La sclerosi multipla (o sclerosi a placche) è una malattia infiammatoria cronica autoimmune che colpisce il sistema nervoso centrale e le cui cause sono ancora oggetto di studio. Da molti anni si sospetta che nella sua genesi sia coinvolto un virus molto comune e diffuso, il virus di Epstein-Barr (EBV). Qualche mese fa, le prove a carico di questo agente infettivo – responsabile, tra l’altro, della mononucleosi, anche detta “malattia del bacio” – si sono fatte più stringenti. Il dato più recente stima infatti che i portatori del virus di Epstein-Barr abbiano un rischio oltre trenta volte maggiore di sviluppare sclerosi multipla rispetto a chi non lo ha mai incontrato.

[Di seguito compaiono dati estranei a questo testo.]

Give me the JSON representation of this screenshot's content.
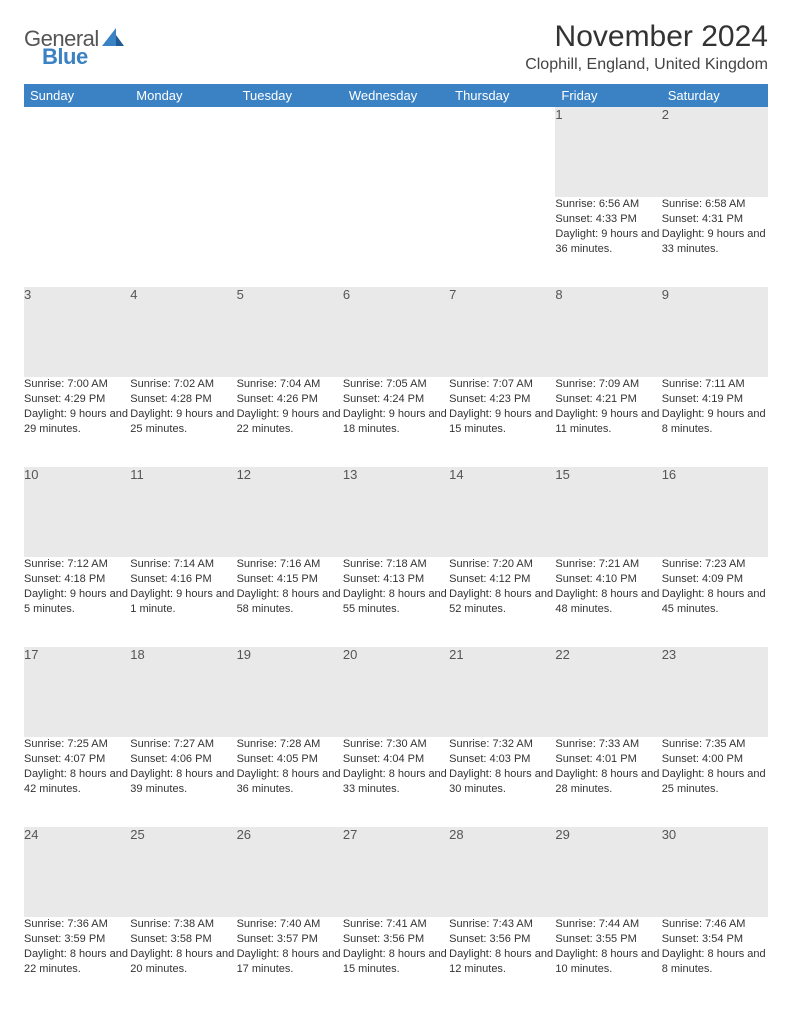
{
  "logo": {
    "text_gray": "General",
    "text_blue": "Blue"
  },
  "title": "November 2024",
  "location": "Clophill, England, United Kingdom",
  "colors": {
    "header_bg": "#3b82c4",
    "header_text": "#ffffff",
    "daynum_bg": "#e9e9e9",
    "daynum_text": "#555555",
    "cell_text": "#333333",
    "row_divider": "#3b82c4",
    "page_bg": "#ffffff"
  },
  "fonts": {
    "title_size_pt": 22,
    "location_size_pt": 12,
    "header_size_pt": 10,
    "daynum_size_pt": 10,
    "body_size_pt": 8
  },
  "day_headers": [
    "Sunday",
    "Monday",
    "Tuesday",
    "Wednesday",
    "Thursday",
    "Friday",
    "Saturday"
  ],
  "weeks": [
    [
      null,
      null,
      null,
      null,
      null,
      {
        "num": "1",
        "sunrise": "Sunrise: 6:56 AM",
        "sunset": "Sunset: 4:33 PM",
        "daylight": "Daylight: 9 hours and 36 minutes."
      },
      {
        "num": "2",
        "sunrise": "Sunrise: 6:58 AM",
        "sunset": "Sunset: 4:31 PM",
        "daylight": "Daylight: 9 hours and 33 minutes."
      }
    ],
    [
      {
        "num": "3",
        "sunrise": "Sunrise: 7:00 AM",
        "sunset": "Sunset: 4:29 PM",
        "daylight": "Daylight: 9 hours and 29 minutes."
      },
      {
        "num": "4",
        "sunrise": "Sunrise: 7:02 AM",
        "sunset": "Sunset: 4:28 PM",
        "daylight": "Daylight: 9 hours and 25 minutes."
      },
      {
        "num": "5",
        "sunrise": "Sunrise: 7:04 AM",
        "sunset": "Sunset: 4:26 PM",
        "daylight": "Daylight: 9 hours and 22 minutes."
      },
      {
        "num": "6",
        "sunrise": "Sunrise: 7:05 AM",
        "sunset": "Sunset: 4:24 PM",
        "daylight": "Daylight: 9 hours and 18 minutes."
      },
      {
        "num": "7",
        "sunrise": "Sunrise: 7:07 AM",
        "sunset": "Sunset: 4:23 PM",
        "daylight": "Daylight: 9 hours and 15 minutes."
      },
      {
        "num": "8",
        "sunrise": "Sunrise: 7:09 AM",
        "sunset": "Sunset: 4:21 PM",
        "daylight": "Daylight: 9 hours and 11 minutes."
      },
      {
        "num": "9",
        "sunrise": "Sunrise: 7:11 AM",
        "sunset": "Sunset: 4:19 PM",
        "daylight": "Daylight: 9 hours and 8 minutes."
      }
    ],
    [
      {
        "num": "10",
        "sunrise": "Sunrise: 7:12 AM",
        "sunset": "Sunset: 4:18 PM",
        "daylight": "Daylight: 9 hours and 5 minutes."
      },
      {
        "num": "11",
        "sunrise": "Sunrise: 7:14 AM",
        "sunset": "Sunset: 4:16 PM",
        "daylight": "Daylight: 9 hours and 1 minute."
      },
      {
        "num": "12",
        "sunrise": "Sunrise: 7:16 AM",
        "sunset": "Sunset: 4:15 PM",
        "daylight": "Daylight: 8 hours and 58 minutes."
      },
      {
        "num": "13",
        "sunrise": "Sunrise: 7:18 AM",
        "sunset": "Sunset: 4:13 PM",
        "daylight": "Daylight: 8 hours and 55 minutes."
      },
      {
        "num": "14",
        "sunrise": "Sunrise: 7:20 AM",
        "sunset": "Sunset: 4:12 PM",
        "daylight": "Daylight: 8 hours and 52 minutes."
      },
      {
        "num": "15",
        "sunrise": "Sunrise: 7:21 AM",
        "sunset": "Sunset: 4:10 PM",
        "daylight": "Daylight: 8 hours and 48 minutes."
      },
      {
        "num": "16",
        "sunrise": "Sunrise: 7:23 AM",
        "sunset": "Sunset: 4:09 PM",
        "daylight": "Daylight: 8 hours and 45 minutes."
      }
    ],
    [
      {
        "num": "17",
        "sunrise": "Sunrise: 7:25 AM",
        "sunset": "Sunset: 4:07 PM",
        "daylight": "Daylight: 8 hours and 42 minutes."
      },
      {
        "num": "18",
        "sunrise": "Sunrise: 7:27 AM",
        "sunset": "Sunset: 4:06 PM",
        "daylight": "Daylight: 8 hours and 39 minutes."
      },
      {
        "num": "19",
        "sunrise": "Sunrise: 7:28 AM",
        "sunset": "Sunset: 4:05 PM",
        "daylight": "Daylight: 8 hours and 36 minutes."
      },
      {
        "num": "20",
        "sunrise": "Sunrise: 7:30 AM",
        "sunset": "Sunset: 4:04 PM",
        "daylight": "Daylight: 8 hours and 33 minutes."
      },
      {
        "num": "21",
        "sunrise": "Sunrise: 7:32 AM",
        "sunset": "Sunset: 4:03 PM",
        "daylight": "Daylight: 8 hours and 30 minutes."
      },
      {
        "num": "22",
        "sunrise": "Sunrise: 7:33 AM",
        "sunset": "Sunset: 4:01 PM",
        "daylight": "Daylight: 8 hours and 28 minutes."
      },
      {
        "num": "23",
        "sunrise": "Sunrise: 7:35 AM",
        "sunset": "Sunset: 4:00 PM",
        "daylight": "Daylight: 8 hours and 25 minutes."
      }
    ],
    [
      {
        "num": "24",
        "sunrise": "Sunrise: 7:36 AM",
        "sunset": "Sunset: 3:59 PM",
        "daylight": "Daylight: 8 hours and 22 minutes."
      },
      {
        "num": "25",
        "sunrise": "Sunrise: 7:38 AM",
        "sunset": "Sunset: 3:58 PM",
        "daylight": "Daylight: 8 hours and 20 minutes."
      },
      {
        "num": "26",
        "sunrise": "Sunrise: 7:40 AM",
        "sunset": "Sunset: 3:57 PM",
        "daylight": "Daylight: 8 hours and 17 minutes."
      },
      {
        "num": "27",
        "sunrise": "Sunrise: 7:41 AM",
        "sunset": "Sunset: 3:56 PM",
        "daylight": "Daylight: 8 hours and 15 minutes."
      },
      {
        "num": "28",
        "sunrise": "Sunrise: 7:43 AM",
        "sunset": "Sunset: 3:56 PM",
        "daylight": "Daylight: 8 hours and 12 minutes."
      },
      {
        "num": "29",
        "sunrise": "Sunrise: 7:44 AM",
        "sunset": "Sunset: 3:55 PM",
        "daylight": "Daylight: 8 hours and 10 minutes."
      },
      {
        "num": "30",
        "sunrise": "Sunrise: 7:46 AM",
        "sunset": "Sunset: 3:54 PM",
        "daylight": "Daylight: 8 hours and 8 minutes."
      }
    ]
  ]
}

Ciò non significa che l’infezione determini invariabilmente la malattia neurologica. Anzi, in valore assoluto, questo rischio resta molto basso e la maggior parte di chi si infetta non svilupperà mai la sclerosi multipla. Quel che si osserva è piuttosto il contrario: nei malati di sclerosi multipla si riscontra quasi sempre un’infezione da EBV [1]. Il 95% della popolazione adulta, infatti, nel corso della sua vita ha contratto, spesso in maniera asintomatica, il virus di Epstein-Barr che, come altri herpes virus più noti, resta latente nelle cellule e si riattiva solo in determinate condizioni.
Se il virus della mononucleosi fosse l’unica causa della sclerosi multipla, questa colpirebbe quasi tutta la popolazione. Invece, in Italia, un Paese dove la prevalenza della sclerosi multipla è mediamente alta rispetto ad altre zone, ne soffre approssimativamente una persona su mille. Ecco perché non si parla di una sola causa per questa malattia, che con ogni probabilità trae origine dalla combinazione tra una particolare predisposizione genetica e uno o più fattori ambientali a cui l’individuo può essere esposto nel corso della sua vita. Il virus di Epstein-Barr è probabilmente uno dei più importanti, ma da solo non basta, così come non basta un certo assetto genetico.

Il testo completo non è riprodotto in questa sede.